Just My Luck
So imagine you're part of a grossly overpaid team of Hollywood screenwriters. The past few months have been such a crazy blur of coke binges and enemas that you plumb forgot that you've been assigned to write the new Lindsay Lohan comedy. And shooting starts tomorrow! Don't panic, because you've got a surefire gimmick: Luckiest woman in the city kisses the unluckiest man, swapping fortunes with the spit. What's the first thing that pops into your head? Unlucky people get rained on and have their clothes soaked by passing cars; lucky people have the clouds part when they leave the house. There are at least four or five good sight gags right there. How about an unlucky person placing a priceless artifact on a rickety ladder? No, too obvious. Maybe putting a bowling ball on a high, rickety shelf with a bunch of other bowling balls? Bingo!

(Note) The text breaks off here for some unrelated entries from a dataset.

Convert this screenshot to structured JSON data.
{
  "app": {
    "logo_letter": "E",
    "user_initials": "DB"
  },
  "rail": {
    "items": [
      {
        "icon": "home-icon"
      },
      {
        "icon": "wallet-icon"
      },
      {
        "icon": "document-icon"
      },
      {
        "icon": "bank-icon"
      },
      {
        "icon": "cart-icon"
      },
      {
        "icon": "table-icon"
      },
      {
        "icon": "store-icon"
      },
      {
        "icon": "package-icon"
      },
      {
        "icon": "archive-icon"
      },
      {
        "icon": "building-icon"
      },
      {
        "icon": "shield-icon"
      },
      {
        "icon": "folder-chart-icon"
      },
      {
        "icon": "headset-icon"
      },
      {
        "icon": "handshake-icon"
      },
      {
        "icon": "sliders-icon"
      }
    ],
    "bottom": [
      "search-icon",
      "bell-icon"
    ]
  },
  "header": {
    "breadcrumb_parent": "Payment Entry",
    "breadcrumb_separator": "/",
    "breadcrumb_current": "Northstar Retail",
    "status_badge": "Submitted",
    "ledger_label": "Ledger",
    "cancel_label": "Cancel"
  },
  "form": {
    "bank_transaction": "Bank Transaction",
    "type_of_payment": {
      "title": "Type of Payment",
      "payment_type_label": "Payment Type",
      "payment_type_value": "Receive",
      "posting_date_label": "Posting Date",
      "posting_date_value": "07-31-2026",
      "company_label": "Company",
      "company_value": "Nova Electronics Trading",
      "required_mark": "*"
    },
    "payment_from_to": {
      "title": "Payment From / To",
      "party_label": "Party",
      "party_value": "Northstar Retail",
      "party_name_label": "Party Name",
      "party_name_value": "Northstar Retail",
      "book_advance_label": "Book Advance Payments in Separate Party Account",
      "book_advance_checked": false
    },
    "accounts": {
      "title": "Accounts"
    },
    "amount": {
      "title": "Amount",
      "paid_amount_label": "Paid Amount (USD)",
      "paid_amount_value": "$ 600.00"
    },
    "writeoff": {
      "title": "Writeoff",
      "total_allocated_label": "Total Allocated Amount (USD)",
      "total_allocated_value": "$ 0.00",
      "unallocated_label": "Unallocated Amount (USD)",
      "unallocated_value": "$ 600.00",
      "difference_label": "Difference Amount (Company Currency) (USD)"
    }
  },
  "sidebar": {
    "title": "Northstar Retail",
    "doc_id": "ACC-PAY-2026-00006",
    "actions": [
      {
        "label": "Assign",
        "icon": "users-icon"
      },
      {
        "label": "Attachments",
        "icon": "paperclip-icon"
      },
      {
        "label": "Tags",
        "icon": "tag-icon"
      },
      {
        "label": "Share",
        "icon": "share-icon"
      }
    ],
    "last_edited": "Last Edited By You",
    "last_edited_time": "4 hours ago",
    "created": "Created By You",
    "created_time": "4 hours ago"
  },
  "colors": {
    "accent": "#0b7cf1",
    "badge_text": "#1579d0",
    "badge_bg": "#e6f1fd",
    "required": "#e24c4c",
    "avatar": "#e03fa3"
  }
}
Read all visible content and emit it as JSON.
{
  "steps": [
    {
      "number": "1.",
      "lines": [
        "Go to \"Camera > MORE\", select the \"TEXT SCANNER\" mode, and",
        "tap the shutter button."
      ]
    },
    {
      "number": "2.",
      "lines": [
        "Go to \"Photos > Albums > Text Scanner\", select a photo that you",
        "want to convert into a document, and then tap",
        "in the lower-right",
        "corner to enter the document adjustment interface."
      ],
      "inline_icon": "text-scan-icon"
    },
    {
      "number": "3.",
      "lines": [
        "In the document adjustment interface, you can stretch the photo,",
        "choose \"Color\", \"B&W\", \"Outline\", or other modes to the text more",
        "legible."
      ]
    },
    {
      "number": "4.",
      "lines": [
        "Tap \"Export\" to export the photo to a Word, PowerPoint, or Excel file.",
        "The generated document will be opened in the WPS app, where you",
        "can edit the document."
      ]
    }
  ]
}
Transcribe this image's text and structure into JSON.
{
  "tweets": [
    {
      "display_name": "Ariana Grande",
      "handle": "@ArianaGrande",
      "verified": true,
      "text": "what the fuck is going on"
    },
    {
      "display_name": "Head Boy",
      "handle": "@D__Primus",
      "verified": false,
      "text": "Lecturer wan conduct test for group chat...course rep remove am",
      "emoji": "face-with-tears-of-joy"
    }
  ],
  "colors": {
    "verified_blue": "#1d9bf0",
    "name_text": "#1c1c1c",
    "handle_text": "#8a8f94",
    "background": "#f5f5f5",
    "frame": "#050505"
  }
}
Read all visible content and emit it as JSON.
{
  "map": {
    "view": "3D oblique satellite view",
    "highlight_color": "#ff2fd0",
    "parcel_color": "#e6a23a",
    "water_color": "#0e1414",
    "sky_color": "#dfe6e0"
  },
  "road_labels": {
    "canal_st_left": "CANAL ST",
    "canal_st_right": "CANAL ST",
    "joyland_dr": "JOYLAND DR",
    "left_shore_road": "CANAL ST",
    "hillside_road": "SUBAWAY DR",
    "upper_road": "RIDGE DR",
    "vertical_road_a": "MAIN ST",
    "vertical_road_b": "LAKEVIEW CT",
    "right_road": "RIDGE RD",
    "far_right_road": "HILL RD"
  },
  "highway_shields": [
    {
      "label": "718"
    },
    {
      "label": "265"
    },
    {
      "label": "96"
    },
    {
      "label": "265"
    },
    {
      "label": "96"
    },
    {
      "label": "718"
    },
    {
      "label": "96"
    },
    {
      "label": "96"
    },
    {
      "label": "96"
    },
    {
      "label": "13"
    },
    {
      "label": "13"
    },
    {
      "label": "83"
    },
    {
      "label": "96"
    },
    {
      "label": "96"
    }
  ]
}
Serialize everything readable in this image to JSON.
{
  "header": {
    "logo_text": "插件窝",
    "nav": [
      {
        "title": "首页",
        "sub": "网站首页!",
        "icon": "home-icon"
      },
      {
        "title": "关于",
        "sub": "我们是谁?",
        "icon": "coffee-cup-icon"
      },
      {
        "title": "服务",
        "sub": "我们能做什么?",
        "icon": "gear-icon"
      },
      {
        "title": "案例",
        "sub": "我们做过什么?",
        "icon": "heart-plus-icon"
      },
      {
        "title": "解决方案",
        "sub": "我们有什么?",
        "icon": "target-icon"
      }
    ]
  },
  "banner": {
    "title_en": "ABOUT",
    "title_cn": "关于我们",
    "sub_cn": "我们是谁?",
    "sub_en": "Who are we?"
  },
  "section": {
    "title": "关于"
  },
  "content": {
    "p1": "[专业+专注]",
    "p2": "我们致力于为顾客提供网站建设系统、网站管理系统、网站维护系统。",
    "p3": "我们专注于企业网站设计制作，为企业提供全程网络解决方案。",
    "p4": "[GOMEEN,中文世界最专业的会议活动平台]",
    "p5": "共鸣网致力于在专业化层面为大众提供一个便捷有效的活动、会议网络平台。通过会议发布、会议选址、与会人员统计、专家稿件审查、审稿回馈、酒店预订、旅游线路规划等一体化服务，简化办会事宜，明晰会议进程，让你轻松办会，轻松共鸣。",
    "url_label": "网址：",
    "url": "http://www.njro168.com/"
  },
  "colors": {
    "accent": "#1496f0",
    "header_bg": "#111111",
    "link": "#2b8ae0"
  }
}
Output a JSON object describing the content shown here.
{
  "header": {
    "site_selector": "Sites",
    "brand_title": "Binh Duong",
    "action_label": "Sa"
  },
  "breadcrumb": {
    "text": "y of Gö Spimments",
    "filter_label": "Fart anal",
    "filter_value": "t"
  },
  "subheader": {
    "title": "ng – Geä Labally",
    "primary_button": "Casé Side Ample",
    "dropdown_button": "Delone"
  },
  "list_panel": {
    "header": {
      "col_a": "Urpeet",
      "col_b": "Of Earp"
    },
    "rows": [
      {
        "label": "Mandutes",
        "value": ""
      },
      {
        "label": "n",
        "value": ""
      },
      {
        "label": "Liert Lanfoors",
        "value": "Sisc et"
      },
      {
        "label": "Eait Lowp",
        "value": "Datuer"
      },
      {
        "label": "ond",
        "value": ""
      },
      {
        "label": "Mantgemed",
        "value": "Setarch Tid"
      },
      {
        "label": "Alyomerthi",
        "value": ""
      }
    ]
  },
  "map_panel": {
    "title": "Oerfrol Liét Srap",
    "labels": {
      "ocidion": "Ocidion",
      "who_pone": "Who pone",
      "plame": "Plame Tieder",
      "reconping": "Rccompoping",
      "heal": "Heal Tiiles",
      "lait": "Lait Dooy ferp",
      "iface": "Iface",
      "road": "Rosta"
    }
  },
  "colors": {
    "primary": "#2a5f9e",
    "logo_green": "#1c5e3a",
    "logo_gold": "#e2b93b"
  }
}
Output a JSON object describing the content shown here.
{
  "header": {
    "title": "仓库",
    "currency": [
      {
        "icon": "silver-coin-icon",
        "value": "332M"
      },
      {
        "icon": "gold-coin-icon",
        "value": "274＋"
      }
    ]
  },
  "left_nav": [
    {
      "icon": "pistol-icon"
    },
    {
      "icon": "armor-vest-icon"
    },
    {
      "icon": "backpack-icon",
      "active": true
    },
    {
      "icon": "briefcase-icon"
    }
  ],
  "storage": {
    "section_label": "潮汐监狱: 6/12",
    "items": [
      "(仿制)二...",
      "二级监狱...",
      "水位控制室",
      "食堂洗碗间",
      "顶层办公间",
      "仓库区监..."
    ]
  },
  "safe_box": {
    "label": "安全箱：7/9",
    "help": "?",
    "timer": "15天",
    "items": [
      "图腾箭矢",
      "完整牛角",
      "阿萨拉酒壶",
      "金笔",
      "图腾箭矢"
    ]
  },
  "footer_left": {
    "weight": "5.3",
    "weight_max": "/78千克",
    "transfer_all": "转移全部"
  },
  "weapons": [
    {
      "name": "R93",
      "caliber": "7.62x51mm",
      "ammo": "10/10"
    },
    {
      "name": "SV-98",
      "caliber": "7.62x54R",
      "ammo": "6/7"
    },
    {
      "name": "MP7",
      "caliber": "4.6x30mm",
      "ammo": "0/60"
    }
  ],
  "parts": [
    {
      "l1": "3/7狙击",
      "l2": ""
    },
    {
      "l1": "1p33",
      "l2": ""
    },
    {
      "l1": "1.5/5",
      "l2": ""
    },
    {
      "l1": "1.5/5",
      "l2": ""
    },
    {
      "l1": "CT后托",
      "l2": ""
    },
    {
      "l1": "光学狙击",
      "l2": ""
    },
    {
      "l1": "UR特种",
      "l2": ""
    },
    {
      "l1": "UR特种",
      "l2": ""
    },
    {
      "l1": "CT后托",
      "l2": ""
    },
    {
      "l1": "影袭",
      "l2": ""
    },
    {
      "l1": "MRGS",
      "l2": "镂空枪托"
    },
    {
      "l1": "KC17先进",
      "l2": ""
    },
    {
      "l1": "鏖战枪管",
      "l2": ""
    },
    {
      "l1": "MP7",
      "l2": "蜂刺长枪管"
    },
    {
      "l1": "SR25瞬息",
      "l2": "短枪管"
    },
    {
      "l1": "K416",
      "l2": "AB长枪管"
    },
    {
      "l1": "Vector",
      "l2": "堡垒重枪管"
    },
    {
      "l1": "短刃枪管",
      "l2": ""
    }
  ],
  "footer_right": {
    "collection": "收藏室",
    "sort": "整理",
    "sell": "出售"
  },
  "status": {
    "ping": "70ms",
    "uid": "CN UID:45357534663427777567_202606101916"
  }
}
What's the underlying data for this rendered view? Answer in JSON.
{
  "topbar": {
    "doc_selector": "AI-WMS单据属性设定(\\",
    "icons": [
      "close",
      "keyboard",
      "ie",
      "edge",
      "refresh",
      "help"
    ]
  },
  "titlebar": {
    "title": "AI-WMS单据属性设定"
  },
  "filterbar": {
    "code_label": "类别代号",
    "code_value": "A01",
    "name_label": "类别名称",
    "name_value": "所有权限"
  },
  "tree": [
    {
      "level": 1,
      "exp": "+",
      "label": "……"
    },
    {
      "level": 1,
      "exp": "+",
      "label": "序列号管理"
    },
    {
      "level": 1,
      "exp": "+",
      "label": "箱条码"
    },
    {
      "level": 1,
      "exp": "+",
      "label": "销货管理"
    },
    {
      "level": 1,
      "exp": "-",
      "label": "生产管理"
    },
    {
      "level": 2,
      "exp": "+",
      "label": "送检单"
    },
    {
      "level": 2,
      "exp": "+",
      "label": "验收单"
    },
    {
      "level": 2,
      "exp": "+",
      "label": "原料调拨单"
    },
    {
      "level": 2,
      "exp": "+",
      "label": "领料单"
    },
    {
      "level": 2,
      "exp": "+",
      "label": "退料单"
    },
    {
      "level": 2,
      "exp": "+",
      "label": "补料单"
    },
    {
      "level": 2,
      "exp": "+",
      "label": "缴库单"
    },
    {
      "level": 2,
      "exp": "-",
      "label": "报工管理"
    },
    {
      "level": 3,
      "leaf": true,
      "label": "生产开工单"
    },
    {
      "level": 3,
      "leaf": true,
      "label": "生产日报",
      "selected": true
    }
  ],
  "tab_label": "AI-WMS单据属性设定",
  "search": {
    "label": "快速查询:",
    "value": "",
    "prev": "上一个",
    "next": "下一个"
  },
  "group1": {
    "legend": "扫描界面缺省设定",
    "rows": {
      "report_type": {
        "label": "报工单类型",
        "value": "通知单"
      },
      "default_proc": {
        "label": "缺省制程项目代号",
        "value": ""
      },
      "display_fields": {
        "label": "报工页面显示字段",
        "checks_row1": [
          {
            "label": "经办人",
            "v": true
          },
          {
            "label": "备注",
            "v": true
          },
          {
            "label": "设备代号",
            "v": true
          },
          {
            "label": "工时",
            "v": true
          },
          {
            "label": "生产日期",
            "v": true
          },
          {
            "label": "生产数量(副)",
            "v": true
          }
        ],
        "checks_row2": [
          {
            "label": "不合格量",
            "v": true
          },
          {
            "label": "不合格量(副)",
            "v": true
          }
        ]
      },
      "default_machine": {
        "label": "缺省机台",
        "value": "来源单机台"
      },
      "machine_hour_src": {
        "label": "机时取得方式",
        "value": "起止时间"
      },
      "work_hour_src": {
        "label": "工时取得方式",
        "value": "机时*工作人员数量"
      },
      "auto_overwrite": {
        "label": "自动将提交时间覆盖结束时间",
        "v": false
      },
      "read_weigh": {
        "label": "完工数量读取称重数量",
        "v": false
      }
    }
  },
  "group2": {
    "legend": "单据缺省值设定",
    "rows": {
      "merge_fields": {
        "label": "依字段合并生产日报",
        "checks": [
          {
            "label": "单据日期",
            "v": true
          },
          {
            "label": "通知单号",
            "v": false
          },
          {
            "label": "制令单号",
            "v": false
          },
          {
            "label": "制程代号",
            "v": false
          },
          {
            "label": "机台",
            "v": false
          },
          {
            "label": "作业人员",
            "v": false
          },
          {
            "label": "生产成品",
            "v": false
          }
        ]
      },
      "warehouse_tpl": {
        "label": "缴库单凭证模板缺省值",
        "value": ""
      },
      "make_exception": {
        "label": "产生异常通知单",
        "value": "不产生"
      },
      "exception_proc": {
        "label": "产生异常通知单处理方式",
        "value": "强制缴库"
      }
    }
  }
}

And on and on goes Just My Luck, a lazy spitballing session of karmic humor, hinged on the sort of generic rom-com contrivances that keep movies like these from ending at a reasonable time. In a premise that in no way resembles her body-switching breakthrough Freaky Friday, Lohan stars as a cosmically blessed PR lackey whose luck changes when she meets supremely bumbling Chris Pine at a music-industry masquerade party. A bowling-alley clerk moonlighting as a manager for an unsigned British band, Pine sneaks into the party as a hired dancer in order to get face time with high-powered record executive Faizon Love. After Lohan and Pine kiss, he gets his record deal and a nouveau-riche penthouse, while she breaks a heel, loses her job, and has more trouble than usual hailing a cab.
In order to find the man behind the mask and get her luck back, Lohan scours the city for every hired dancer at the party and kisses them all, one by one. This goes on for quite some time. After that, she and Pine meet by happenstance at a diner, but don't recognize each other, which allows for more strained good-luck/bad-luck gags, such Lohan going to war with a sudsy washing machine or electrifying herself with fluorescent bulbs and hair blowers. Just My Luck seems intended as a transitional film from the silly girl-friendly comedies of Lohan's adolescence to the career-Barbie comedies of young adulthood. But if she keeps appearing in gimmicky fluff like this, any genuine revelations will have to keep coming from the tabloids.